Dampak Lingkungan yang Tersembunyi: Agresi Israel di Gaza Tingkatkan Krisis Iklim Global

Agresi militer Israel di Gaza tidak hanya menimbulkan penderitaan kemanusiaan yang mendalam, tetapi juga meninggalkan jejak karbon yang signifikan, memperburuk krisis iklim global yang mendesak. Sebuah studi terbaru mengungkapkan bahwa dampak iklim dari operasi militer selama 15 bulan di wilayah tersebut melampaui emisi tahunan gabungan dari banyak negara.

Menurut laporan eksklusif The Guardian, biaya iklim jangka panjang akibat penghancuran, pembersihan, dan rekonstruksi di Gaza diperkirakan mencapai 31 juta ton setara karbon dioksida (tCO2e). Jumlah ini melampaui total emisi gas rumah kaca tahunan Kosta Rika dan Estonia pada tahun 2023.

Studi tersebut menyoroti bahwa lebih dari 99% dari hampir 1,89 juta tCO2e yang dihasilkan antara 7 Oktober 2023 dan gencatan senjata sementara pada Januari 2025 terkait langsung dengan serangan udara dan invasi darat Israel ke Gaza. Pengiriman 50.000 ton senjata dan perlengkapan militer oleh AS menyumbang hampir 30% emisi. Operasi pengintaian dan pengeboman udara Israel, penggunaan tank dan kendaraan militer, serta pembuatan dan peledakan bom, menyumbang 20% lainnya. Kerusakan infrastruktur energi terbarukan, seperti panel surya, memaksa warga Gaza mengandalkan generator berbahan bakar diesel, yang menghasilkan lebih dari 130.000 ton gas rumah kaca.

Konflik ini juga memicu ketegangan regional, dengan biaya karbon tambahan akibat pertukaran militer dengan Yaman, Iran, dan Lebanon. Kelompok Houthi di Yaman meluncurkan sekitar 400 roket ke Israel yang menghasilkan 55 tCO2e. Respons udara Israel menghasilkan hampir 50 kali lebih banyak gas rumah kaca. Emisi dari dua pertukaran rudal antara Israel dan Iran mencapai 5.000 tCO2e, dengan lebih dari 80% disebabkan oleh Israel. Serangan Israel di Lebanon selatan menyumbang lebih dari 90% dari sekitar 3.747 tCO2e yang dihasilkan.
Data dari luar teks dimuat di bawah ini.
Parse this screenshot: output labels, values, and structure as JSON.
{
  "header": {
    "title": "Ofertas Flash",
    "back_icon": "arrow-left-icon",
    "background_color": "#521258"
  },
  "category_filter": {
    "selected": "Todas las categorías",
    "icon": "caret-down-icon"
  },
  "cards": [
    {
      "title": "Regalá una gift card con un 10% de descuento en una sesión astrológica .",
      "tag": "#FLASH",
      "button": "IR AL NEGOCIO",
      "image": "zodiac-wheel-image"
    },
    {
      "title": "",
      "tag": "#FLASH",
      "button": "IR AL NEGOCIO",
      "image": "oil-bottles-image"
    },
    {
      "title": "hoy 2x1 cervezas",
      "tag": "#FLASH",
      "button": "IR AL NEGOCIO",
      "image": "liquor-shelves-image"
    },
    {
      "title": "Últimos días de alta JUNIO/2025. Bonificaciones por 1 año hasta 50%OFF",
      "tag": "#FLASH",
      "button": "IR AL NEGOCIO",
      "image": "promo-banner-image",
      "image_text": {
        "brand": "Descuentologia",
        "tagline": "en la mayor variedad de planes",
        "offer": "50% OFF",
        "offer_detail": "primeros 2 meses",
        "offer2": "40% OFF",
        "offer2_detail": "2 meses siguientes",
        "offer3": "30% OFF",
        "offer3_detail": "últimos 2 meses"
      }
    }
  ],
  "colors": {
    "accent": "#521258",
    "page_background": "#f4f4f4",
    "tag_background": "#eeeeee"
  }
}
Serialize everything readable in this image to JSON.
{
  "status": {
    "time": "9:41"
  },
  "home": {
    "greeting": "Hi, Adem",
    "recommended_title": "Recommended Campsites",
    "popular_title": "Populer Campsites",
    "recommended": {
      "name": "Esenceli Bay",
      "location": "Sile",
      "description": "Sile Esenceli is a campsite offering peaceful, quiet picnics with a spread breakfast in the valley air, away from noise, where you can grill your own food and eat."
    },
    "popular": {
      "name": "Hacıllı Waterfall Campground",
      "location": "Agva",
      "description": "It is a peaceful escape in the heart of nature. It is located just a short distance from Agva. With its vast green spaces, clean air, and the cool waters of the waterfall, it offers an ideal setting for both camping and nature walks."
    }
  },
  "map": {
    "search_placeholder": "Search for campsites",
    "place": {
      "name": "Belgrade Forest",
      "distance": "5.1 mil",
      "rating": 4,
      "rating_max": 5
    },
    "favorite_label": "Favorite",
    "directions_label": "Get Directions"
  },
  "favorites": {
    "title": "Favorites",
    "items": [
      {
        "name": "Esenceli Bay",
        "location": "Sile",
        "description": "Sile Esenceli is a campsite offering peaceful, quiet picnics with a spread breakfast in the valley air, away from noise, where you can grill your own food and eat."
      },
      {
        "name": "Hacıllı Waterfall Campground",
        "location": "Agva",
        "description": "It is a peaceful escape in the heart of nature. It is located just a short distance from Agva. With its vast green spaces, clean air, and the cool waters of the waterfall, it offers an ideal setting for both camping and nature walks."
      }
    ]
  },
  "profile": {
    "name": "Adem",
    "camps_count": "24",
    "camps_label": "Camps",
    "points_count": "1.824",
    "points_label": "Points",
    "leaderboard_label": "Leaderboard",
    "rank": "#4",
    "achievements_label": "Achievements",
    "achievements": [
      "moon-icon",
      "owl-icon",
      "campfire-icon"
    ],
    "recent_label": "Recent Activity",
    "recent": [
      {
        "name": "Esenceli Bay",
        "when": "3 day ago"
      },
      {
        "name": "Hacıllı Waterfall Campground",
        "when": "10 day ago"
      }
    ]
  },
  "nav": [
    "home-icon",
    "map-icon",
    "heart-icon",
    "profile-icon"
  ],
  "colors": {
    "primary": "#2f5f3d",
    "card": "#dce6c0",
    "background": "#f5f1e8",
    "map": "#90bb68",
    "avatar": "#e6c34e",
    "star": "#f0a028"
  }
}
Penelitian ini menggunakan metodologi scope 3+ framework untuk mencakup emisi langsung dan tidak langsung dari perang, yang seringkali tidak tercatat dalam audit iklim global. Ini termasuk degradasi lahan, kebakaran, kerusakan infrastruktur, pemindahan penduduk, bantuan, pengalihan rute kapal kargo, dan penerbangan sipil.

Para peneliti menekankan perlunya memasukkan emisi militer dalam target mitigasi perubahan iklim. Mereka juga menyoroti dampak perang terhadap lingkungan, termasuk polusi tanah, udara, dan sumber daya air, serta kerusakan pada upaya adaptasi iklim dan pengelolaan lingkungan.

Berikut adalah beberapa poin penting yang ditekankan dalam studi ini:

  • Dampak iklim dari konflik Gaza setara dengan emisi tahunan banyak negara.
  • Emisi militer Israel mendominasi biaya karbon konflik.
  • Kerusakan infrastruktur dan ketergantungan pada bahan bakar fosil meningkatkan emisi.
  • Konflik regional memperburuk dampak iklim.
  • Metodologi baru diperlukan untuk menghitung emisi perang secara akurat.
  • Perang merusak lingkungan dan menghambat upaya adaptasi iklim.

Temuan ini menyoroti perlunya pertanggungjawaban atas biaya lingkungan dari konflik dan memasukkan emisi militer dalam perhitungan perubahan iklim global.